Traitors is not the only TV show that revolves around lying. Whether you’re watching Nativity each Christmas to see Mr Maddens lie about his Hollywood connections, never miss an episode of your favourite true crime podcast, or can’t look away when the Would I Lie to You? panellists contradict themselves when sharing stories (or fantasies) from their past, lying is addictive to watch. Even if not the focus of the show or film, lying is often woven into the script as a device to drive the plot forward; Friends just wouldn’t be the same if Ross and Rachel told each other the truth.

Despite being a complex neural process, humankind are not the only species that loves to lie. Frogs lower their voices to sound larger and ward off competition, and the drongo is known to mimic the alarm call of meerkats to scare them into hiding and steal their abandoned food. Humans are, however, seasoned professionals.

“The more you lie, the more effortless lying becomes.”

Why do we lie so frequently? Lying offers a way to manipulate those around us to get what we want.

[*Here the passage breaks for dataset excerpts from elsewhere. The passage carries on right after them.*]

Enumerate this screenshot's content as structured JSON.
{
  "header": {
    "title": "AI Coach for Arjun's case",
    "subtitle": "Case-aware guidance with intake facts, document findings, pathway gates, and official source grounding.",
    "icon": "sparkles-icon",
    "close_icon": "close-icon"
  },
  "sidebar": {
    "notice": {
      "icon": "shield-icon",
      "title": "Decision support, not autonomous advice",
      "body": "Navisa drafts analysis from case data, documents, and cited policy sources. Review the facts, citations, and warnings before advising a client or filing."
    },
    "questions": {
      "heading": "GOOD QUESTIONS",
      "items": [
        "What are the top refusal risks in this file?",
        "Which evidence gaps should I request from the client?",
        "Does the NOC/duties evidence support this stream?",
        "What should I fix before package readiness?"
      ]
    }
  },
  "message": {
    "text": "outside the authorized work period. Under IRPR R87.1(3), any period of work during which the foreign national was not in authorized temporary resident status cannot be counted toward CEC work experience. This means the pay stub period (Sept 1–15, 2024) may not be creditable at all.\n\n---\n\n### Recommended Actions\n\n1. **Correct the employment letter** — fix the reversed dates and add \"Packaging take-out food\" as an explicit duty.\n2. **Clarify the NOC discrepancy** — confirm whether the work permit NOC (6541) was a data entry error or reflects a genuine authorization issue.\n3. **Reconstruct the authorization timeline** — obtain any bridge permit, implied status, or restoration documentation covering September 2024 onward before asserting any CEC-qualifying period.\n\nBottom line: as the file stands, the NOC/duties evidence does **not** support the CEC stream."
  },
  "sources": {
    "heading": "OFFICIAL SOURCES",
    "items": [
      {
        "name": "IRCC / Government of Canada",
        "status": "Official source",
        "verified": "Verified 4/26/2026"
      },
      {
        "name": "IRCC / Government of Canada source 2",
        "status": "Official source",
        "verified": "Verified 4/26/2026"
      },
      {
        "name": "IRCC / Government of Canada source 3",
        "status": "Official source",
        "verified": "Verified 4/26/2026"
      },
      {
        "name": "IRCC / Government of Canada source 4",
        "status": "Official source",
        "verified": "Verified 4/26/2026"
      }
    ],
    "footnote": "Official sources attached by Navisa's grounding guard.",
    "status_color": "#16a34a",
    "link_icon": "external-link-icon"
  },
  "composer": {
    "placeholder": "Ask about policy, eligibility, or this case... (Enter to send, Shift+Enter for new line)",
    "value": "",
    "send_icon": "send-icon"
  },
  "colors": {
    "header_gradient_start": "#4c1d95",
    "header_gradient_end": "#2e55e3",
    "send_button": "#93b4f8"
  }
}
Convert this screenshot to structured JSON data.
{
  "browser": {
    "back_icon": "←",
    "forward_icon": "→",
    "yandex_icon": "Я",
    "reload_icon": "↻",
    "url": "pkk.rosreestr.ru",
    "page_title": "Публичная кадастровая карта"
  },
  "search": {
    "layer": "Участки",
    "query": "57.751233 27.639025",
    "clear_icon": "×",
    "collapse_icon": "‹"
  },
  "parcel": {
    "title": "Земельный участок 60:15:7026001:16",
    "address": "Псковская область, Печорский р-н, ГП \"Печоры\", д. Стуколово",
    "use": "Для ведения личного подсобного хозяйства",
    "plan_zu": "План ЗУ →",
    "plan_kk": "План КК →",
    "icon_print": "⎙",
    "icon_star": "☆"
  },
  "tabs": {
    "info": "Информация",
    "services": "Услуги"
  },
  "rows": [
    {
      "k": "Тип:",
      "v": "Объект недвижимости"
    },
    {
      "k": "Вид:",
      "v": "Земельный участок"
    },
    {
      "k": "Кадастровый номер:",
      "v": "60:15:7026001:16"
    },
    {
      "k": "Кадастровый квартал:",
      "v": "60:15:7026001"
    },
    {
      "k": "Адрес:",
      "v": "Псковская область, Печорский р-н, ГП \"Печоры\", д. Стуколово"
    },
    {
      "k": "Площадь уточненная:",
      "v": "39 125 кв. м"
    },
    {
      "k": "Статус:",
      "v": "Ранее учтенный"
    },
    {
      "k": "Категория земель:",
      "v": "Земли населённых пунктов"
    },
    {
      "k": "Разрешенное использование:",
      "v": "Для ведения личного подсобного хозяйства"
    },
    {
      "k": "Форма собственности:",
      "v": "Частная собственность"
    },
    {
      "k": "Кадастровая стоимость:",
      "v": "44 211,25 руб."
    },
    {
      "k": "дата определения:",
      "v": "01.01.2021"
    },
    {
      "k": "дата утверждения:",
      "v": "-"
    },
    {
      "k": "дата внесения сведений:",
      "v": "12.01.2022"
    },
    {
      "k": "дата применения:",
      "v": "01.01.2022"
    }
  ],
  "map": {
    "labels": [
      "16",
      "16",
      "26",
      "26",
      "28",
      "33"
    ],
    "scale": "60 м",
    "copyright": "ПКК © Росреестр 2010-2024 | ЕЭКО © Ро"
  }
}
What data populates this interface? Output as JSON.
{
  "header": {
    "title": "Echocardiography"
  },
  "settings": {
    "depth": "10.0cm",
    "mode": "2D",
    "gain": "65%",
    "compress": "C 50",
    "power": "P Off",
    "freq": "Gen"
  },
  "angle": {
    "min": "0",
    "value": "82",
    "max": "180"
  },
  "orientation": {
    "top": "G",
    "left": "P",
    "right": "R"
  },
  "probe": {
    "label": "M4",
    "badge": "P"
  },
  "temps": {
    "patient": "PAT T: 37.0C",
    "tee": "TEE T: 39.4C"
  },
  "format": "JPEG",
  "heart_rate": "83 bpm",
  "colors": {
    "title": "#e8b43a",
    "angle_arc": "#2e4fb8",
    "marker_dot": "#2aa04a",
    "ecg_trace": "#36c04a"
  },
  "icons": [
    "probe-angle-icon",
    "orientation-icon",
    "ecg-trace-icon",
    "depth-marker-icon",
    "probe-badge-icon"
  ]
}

This could be for monetary gain, to win the favour of someone we want to impress, or to avoid a punishment. Lying, and getting away with it, activates the brain’s reward system and releases adrenaline, making us feel excited. Lies that benefit a group, whether friends or family, release oxytocin making us feel closer to those we have lied to help or protect.

What happens when we lie? Telling a lie causes increased activity in the frontal-parietal cortex (the area of the brain responsible for sensory integration, decision making and planning). The amygdala (a part of the brain involved in the processing of emotion and memory) produces a response when we lie causing a negative feeling associated with guilt. Lying can be stressful, meaning cortisol, the stress hormone, is released.

In the long term, some have suggested that lying can actually change the structure and functioning of our brains. Studies that looked at blood flow while people lied showed that, with repetition, the response in the brain’s emotional system diminished. Elevated cortisol can damage the amygdala meaning its activity dulls as we lie more often, lessening the feeling of guilt. This is even more pronounced when there are no consequences to lying and when the lie results in a reward. The brain is rewired. The more you lie, the more effortless lying becomes.

“Human beings are social animals and we seem to understand that our bonds with other people are fragile.”

There has been substantial research into pathological liars (people who lie compulsively and often without a cause or goal). Studies have shown that people who lie more often have more white matter in the brain, at the population level. White matter links different brain regions and is involved in communication between them, meaning it is important for decision-making, moral reasoning, and adhering to rules. Whether this increased white matter is a cause or effect of lying is unclear. Does lying cause more white matter to be laid down or are those who naturally have more white matter predisposed to become liars?


Mountain View

In a Barbie world, how much microplastic are you inhaling?

So, lying is a slippery slope, but most people do not end up in prison for fraud or perjury. Most people tell small lies infrequently, with the majority of lies being told by a small minority of the population. Why do we ever choose to tell the truth if we can gain by lying? It could be that we want to view ourselves as moral and upstanding members of society. Most people don’t mind “forgetting” to remind their supervisor about an essay but it’s unlikely they would be comfortable going through their bag and stealing their wallet. Human beings are social animals and we seem to understand that our bonds with other people are fragile. Empathy stops us from causing pain to those around us. Psychopaths, who lack this moral judgement within them, can often lie very easily.

Despite this understanding that lying is wrong, we love to watch it play out on our TV screens. Why is it that Traitors is so addictive to watch? Maybe we like to live vicariously through the show and see people tell the lies that we would not dare to tell in our own lives. Maybe there is a part of us that wants the traitors to be caught to see justice play out in real-time - or perhaps, perversely, are we excited to be in on the secret and want to see the traitors succeed? Or maybe it is simply host Claudia Winkelman’s roll-necks and eyeliner that keep us coming back for the next episode.